Rereading and revising the past 20+ years of short stories, sudden fiction, and performance texts has been an experience. And somewhat uncanny doing it in the month before I turn 40.
I had completed a manuscript for a story collection a couple of times in the past. The first time, my agent and I decided to focus on shopping around
my second novel instead, as story collections are a harder sell, and I've never been in any prestigious literary journals or won any awards for my stories (although they've been in several notable and award-winning anthologies). That version of the manuscript was shorter and focused on male relationships.
The second time I submitted it to a writing contest that had an experimental slant. For that version, I added more performance texts and experimental writing, some short things that I wouldn't call poetry but are probably as close as I get to verse. I also took out some of the edgier gay stuff in that one, I think.
The third version was for when the
publishers of
One of These Things... wanted to bring it out. For them, I added some new stories I'd since written and evened out the prose/experimental balance.
This go 'round, for
Rebel Satori, I thought I wouldn't have much work to do. But I reread the manuscript and got excited about really rebuilding it from the ground up. The last version was good, but I've been working on scholarly writing so much, I was really excited about digging into a literary project again. So, in addition to rethinking what to include, every single piece in there has been revised and reedited, plus I wrote some brand-new things as well.
But first, I started digging around dusty cabinets and cobwebbed computer files, including one titled "Old and/or Crap," which, to my surprise, had a few gems I'd previously dismissed. Things I'd written for a 'zine that I never heard from again, or an anthology that didn't happen -- I'd remembered them as juvenile, but this time found them sweet and direct.
On the other hand, there was one piece in the current manuscript I finally got rid of. I'd labored over it through different versions, in different publications, and in
performances, but I finally decided to give up on it. It just didn't go far enough, and I'd recently cannibalized some of its best parts in
another essay. Overall, it was interesting to see recurrent themes appear--crumbling and fumbling love relationships, disintegrating families, the influence of urban spaces, explorations of masculine and queer identities--but this also made for some redundancy, so some pieces were cut to reduce repetition.
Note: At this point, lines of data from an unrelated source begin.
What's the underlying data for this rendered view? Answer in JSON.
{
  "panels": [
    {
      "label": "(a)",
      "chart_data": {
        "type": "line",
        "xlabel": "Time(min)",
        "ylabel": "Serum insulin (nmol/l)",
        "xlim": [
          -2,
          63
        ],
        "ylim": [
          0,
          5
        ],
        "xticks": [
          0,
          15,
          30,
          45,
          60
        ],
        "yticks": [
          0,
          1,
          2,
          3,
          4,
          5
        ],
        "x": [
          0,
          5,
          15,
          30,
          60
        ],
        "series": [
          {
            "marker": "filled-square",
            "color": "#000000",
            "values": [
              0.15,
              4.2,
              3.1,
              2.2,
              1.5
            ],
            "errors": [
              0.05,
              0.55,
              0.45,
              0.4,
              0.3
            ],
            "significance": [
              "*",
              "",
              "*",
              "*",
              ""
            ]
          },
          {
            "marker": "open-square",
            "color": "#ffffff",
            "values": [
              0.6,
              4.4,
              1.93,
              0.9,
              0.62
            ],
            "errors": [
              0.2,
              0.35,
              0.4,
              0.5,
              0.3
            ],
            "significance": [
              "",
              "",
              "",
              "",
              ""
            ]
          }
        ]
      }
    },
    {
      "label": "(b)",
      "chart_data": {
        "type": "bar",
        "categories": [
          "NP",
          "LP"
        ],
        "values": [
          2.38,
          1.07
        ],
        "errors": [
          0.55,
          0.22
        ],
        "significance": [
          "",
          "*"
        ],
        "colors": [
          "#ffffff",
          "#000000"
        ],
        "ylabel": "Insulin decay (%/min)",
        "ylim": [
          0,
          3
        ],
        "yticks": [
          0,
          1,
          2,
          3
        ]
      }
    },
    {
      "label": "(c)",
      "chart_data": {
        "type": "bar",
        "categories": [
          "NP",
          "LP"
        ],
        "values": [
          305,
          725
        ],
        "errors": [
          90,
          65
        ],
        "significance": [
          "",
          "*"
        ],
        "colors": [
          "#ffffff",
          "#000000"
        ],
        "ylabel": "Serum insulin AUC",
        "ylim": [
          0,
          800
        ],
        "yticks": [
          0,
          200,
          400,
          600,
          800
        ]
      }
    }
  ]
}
And it was reassuring to feel continuity in something built out of so many ad hoc works over so many years. Unlike the novels (or, in a different way, the dissertation I'm working on now), where I'm so conscious of the project as whole, when writing stories it's all about that individual moment, expression, feeling, or idea. So it was cool to see that those individual moments added up to something.
Happiest part of it was finally finding an ending to an unfinished piece on Everclear (the band and the alcohol). Also finally getting out a new piece that I've been writing in my head the last couple of years and liking the result. It's set in Little Armenia, about about a guy who wakes up 5 years in the past, in his now-ex-boyfriend's bed.
Biggest surprise was rediscovering a short prose-poem I'd written while researching at the Library of Congress two summers ago and had entirely forgotten about, but rediscovered and really liked it.
Biggest surprise-to-me-only was how dark most of it was. "It's kind of a bleak book," I told my husband. "Funny," he said, not missing a beat, "you usually write such shiny, happy things."